The revelation scarcely seemed a surprise to him. Little by little that suspicion, so vague and dim at first, had gathered strength, and now that all his doubts received confirmation from those unconscious lips, it seemed to him as if he had known his friend’s falsehood for a long time.
“Marian, come here. Come, child, come,” the sick man cried in feeble imploring tones. “What, are you afraid of me? Is this death? Am I dead, and parted from her? Would anything else keep her from me when I call for her, the poor child that loved me so well? And I have wished myself free of her—God forgive me!—wished myself free.”
The words were muttered in broken gasping fragments of sentences; but Gilbert heard them and understood them very easily. Then, after looking about the room, and looking full at Gilbert without seeing him, John Saltram fell back upon his tumbled pillows and closed his eyes. Gilbert heard a slipshod step in the outer room, and turning round, found himself face to face with the laundress—that mature and somewhat depressing matron whom he had sought out a little time before, when he wanted to discover Mr. Saltram’s whereabouts.
This woman, upon seeing him, burst forth immediately into jubilation.
“O, sir, what a providence it is that you’ve come!” she cried. “Poor dear gentleman, he has been that ill, and me not knowing what to do more than a baby, except in the way of sending for a doctor when I see how bad he was, and waiting on him myself day and night, which I have done faithful, and am that worn-out in consequence, that I shake like a haspen, and can’t touch a bit of victuals. I had but just slipped round to the court, while he was asleep, poor dear, to give my children their dinner; for it’s a hard trial, sir, having a helpless young family depending upon one; and it would but be fair that all I have gone through should be considered; for though I says it as shouldn’t, there isn’t one of your hired nurses would do more; and I’m willing to continue of it, provisoed as I have help at nights, and my trouble considered in my wages.”
“You need have no apprehension; you shall be paid for your trouble. Has he been long ill?”
“Well, sir, he took the cold as were the beginning of his illness a fortnight ago come next Thursday. You may remember, perhaps, as it came on awful wet in the afternoon, last Thursday week, and Mr.
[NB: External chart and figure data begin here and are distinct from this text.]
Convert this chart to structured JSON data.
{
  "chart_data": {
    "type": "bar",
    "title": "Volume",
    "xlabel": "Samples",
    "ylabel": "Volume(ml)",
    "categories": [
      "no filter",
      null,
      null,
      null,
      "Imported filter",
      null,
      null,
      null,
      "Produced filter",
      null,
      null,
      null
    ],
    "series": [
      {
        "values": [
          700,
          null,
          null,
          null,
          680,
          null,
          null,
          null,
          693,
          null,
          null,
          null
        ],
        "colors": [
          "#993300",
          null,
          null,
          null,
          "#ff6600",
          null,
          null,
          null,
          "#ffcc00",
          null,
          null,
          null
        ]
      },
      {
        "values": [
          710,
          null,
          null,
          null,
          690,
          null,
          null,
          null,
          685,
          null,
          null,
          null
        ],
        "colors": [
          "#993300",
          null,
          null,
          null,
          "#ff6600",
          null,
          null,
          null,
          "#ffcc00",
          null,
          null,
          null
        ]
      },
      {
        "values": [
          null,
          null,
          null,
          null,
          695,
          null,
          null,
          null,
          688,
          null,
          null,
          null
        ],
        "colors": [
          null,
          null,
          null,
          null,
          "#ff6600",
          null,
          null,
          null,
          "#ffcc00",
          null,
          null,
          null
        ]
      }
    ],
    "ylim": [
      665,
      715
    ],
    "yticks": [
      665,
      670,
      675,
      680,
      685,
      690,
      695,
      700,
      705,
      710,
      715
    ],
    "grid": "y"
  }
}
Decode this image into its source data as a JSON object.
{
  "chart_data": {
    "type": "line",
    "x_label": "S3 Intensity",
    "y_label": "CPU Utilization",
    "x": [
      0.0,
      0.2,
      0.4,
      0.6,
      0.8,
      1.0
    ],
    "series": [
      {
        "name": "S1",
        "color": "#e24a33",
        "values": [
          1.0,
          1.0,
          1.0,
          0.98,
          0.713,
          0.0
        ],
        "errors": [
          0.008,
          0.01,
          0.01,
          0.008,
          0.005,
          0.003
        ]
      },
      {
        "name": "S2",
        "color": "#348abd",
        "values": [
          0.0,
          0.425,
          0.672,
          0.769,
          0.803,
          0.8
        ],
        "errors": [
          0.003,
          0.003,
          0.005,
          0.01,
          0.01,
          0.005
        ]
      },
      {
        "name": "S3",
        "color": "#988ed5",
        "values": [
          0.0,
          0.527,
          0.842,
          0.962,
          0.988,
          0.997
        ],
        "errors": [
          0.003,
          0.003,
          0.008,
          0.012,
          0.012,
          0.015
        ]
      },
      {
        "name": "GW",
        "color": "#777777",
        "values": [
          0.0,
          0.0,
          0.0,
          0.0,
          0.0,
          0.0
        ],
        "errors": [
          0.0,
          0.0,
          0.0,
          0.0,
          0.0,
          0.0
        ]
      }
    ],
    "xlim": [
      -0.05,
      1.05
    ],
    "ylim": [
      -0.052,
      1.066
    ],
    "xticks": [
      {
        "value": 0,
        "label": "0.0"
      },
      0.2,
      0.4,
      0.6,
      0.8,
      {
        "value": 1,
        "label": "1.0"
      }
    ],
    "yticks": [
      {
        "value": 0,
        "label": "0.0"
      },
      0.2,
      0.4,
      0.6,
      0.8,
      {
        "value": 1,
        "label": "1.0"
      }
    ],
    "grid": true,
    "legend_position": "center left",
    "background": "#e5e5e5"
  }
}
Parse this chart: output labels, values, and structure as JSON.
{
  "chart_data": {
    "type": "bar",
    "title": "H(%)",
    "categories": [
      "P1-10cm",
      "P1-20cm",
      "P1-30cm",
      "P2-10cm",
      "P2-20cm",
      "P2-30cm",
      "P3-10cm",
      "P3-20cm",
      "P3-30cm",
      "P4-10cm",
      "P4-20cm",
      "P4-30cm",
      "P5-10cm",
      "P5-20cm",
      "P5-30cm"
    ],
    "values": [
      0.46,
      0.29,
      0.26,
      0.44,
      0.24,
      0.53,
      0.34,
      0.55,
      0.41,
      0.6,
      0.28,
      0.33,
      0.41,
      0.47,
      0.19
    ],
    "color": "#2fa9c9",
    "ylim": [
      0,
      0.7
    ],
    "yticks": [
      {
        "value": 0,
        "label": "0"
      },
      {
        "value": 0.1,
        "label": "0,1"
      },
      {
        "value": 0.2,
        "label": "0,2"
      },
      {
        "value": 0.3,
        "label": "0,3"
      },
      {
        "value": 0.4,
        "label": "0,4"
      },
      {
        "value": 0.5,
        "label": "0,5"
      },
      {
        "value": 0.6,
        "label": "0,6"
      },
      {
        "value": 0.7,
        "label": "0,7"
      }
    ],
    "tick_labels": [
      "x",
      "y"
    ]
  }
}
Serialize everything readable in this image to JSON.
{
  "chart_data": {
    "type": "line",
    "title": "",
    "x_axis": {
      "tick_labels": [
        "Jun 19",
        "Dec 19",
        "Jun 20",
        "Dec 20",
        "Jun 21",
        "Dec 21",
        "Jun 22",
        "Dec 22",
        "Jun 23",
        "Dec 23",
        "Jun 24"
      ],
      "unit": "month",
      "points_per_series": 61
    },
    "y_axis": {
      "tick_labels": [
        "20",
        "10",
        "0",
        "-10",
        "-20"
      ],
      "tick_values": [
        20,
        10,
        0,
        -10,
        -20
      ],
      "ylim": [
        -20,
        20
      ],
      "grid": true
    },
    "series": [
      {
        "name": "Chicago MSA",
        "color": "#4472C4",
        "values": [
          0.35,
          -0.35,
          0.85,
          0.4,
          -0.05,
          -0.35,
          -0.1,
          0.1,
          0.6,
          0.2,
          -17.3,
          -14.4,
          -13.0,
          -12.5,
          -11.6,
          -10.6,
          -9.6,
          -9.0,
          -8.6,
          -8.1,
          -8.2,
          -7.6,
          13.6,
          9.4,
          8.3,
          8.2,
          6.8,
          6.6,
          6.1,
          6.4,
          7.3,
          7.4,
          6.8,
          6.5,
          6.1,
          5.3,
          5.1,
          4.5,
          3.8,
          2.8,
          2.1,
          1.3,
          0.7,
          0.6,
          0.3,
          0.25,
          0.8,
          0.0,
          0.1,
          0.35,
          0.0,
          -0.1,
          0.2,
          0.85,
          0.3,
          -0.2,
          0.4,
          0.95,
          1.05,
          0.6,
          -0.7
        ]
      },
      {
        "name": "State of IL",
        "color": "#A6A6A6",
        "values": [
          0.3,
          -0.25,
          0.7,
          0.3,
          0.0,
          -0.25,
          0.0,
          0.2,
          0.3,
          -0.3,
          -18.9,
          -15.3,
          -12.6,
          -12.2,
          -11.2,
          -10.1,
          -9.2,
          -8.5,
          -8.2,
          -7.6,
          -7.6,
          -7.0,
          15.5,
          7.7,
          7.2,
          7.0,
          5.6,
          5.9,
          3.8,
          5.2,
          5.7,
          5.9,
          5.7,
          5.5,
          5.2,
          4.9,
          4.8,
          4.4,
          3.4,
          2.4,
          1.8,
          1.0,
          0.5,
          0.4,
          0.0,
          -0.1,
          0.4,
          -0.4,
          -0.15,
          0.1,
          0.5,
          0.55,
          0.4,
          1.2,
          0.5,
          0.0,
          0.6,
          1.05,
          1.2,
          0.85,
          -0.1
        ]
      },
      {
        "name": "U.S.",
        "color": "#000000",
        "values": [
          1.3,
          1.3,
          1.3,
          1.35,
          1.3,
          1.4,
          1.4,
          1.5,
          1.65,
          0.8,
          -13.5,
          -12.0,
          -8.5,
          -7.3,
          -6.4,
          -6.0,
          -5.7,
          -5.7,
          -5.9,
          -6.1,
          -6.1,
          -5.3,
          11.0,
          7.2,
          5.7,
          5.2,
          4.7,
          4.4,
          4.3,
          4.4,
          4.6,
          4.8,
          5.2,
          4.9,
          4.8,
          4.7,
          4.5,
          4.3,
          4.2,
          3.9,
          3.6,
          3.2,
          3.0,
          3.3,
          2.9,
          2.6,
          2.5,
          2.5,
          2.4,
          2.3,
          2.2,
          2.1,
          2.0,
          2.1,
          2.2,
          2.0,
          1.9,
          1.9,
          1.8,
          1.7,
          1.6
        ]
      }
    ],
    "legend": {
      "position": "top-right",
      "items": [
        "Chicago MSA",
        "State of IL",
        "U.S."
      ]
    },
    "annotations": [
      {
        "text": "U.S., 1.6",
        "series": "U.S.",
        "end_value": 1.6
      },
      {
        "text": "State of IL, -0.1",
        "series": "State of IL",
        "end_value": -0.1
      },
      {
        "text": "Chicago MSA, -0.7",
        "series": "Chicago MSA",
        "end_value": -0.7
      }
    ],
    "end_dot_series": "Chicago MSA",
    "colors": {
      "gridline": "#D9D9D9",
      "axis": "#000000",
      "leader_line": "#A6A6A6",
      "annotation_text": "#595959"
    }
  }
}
Saltram was out in the rain, and walked home in it,—not being able to get a cab, I suppose, or perhaps not caring to get one, for he was always a careless gentleman in such respects,—and come in wet through to the skin; and instead of changing his clothes, as a Christian would have done, just gives himself a shake like, as he might have been a New-fondling dog that had been swimming, and sits down before the fire, which of course drawed out the steam from his things and made it worse, and writes away for dear life till twelve o’clock that night, having something particular to finish for them magazines, he says; and so, when I come to tidy-up a bit the last thing at night, I found him sitting at the table writing, and didn’t take no more notice of me than a dog, which was his way, though never meant unkindly—quite the reverse.”